𧬠A 2016 New England Journal of Medicine paper introduced using genomic information, specifically TP53 mutations, to decide on therapy.
π Before the 2016 study, fit patients received "7 + 3" chemotherapy while unfit patients received hypomethylating agents.
π The study showed that patients with P53 mutations achieved similar results with hypomethylators as with high-intensity "7 + 3" therapy.
π Consequently, clinicians stopped giving high-intensity "7 + 3" to fit patients with P53 mutations or 17p deletions to avoid side effects.
βοΈ Current frontline standards of care for AML include either high-intensity induction or hypomethylating agents combined with venetoclax (Venclexta).
π¬ Clinical trials are now comparing triple therapy regimens against standard "7 + 3" plus an inhibitor to determine necessary chemo intensity.
π Triple therapy combinations may include azacitidine or decitabine, venetoclax, and a targeted agent like an IDH1/2, NPM1, or FLT3 inhibitor.

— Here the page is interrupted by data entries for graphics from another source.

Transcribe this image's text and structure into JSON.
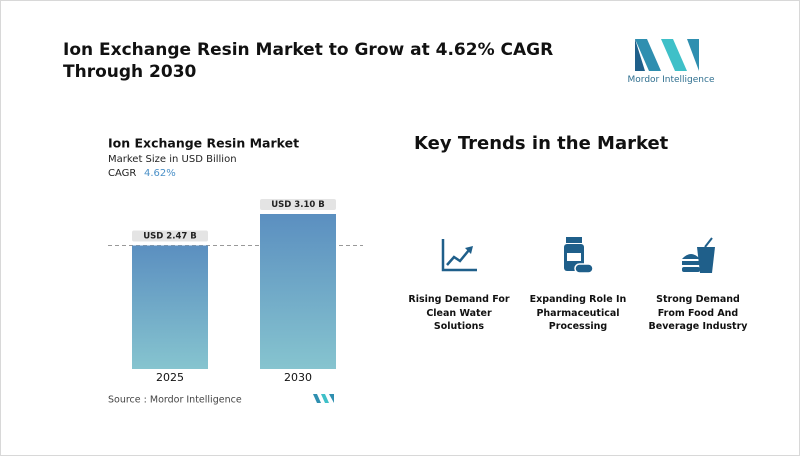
{
  "header": {
    "title": "Ion Exchange Resin Market to Grow at 4.62% CAGR Through 2030",
    "logo_text": "Mordor Intelligence"
  },
  "chart_data": {
    "type": "bar",
    "title": "Ion Exchange Resin Market",
    "subtitle": "Market Size in USD Billion",
    "cagr_label": "CAGR",
    "cagr_value": "4.62%",
    "categories": [
      "2025",
      "2030"
    ],
    "values": [
      2.47,
      3.1
    ],
    "value_labels": [
      "USD 2.47 B",
      "USD 3.10 B"
    ],
    "color": "#5f97c3",
    "source": "Source : Mordor Intelligence"
  },
  "trends": {
    "title": "Key Trends in the Market",
    "items": [
      "Rising Demand For Clean Water Solutions",
      "Expanding Role In Pharmaceutical Processing",
      "Strong Demand From Food And Beverage Industry"
    ]
  }
}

π₯ Since the drugs are commercially available, clinicians can already implement these triple therapy regimens empirically outside of trials.
π The empirical approach involves giving two drugs first and adding a third agent if the patient's response is suboptimal.
π― These concepts aim to explore how much chemotherapy intensity is necessary for patients with targetable mutations.
π¨ββοΈ Noah Merin, MD, PhD, an assistant professor at Cedars-Sinai Medical Center, is the speaker featured in this report.
- Venetoclax (Venclexta), a commercially available drug from AbbVie and Genentech, is now part of competing standards of care for frontline AML treatment.
- Clinicians can already implement triple therapy regimens empirically using commercially available drugs ahead of clinical trials, allowing for flexible patient-specific treatment approaches.
- The ability to use genomic information like TP53 mutations to decide on therapy has improved patient outcomes by enabling lower intensity treatments that avoid severe side effects.
- Emerging targeted agents such as IDH1/2 inhibitors and FLT3 inhibitors offer new options to address specific mutations in AML patients.
- Minimal residual disease tests are advancing to better match patients with appropriate care, potentially improving treatment efficacy.
- The article highlights that the lack of a cure remains the biggest challenge in acute myeloid leukemia (AML).
- Clinicians are currently exploring triple therapy regimens because existing standards of care may not be sufficient for all patients with targetable mutations.
- Some patients may require empiric addition of third agents after suboptimal response to two-drug regimens, indicating current therapies may not achieve optimal outcomes initially.
- The field is still transitioning from high-intensity induction or hypomethylator with venetoclax to new triple therapy combinations, suggesting uncertainty in the optimal treatment landscape.
- Clinical trials are needed to determine how much chemo intensity is necessary for patients with targetable mutations, implying current data on efficacy is incomplete.
- Future therapies targeting more common mutations in AML are still hoped for, indicating current options may not cover all patient populations effectively.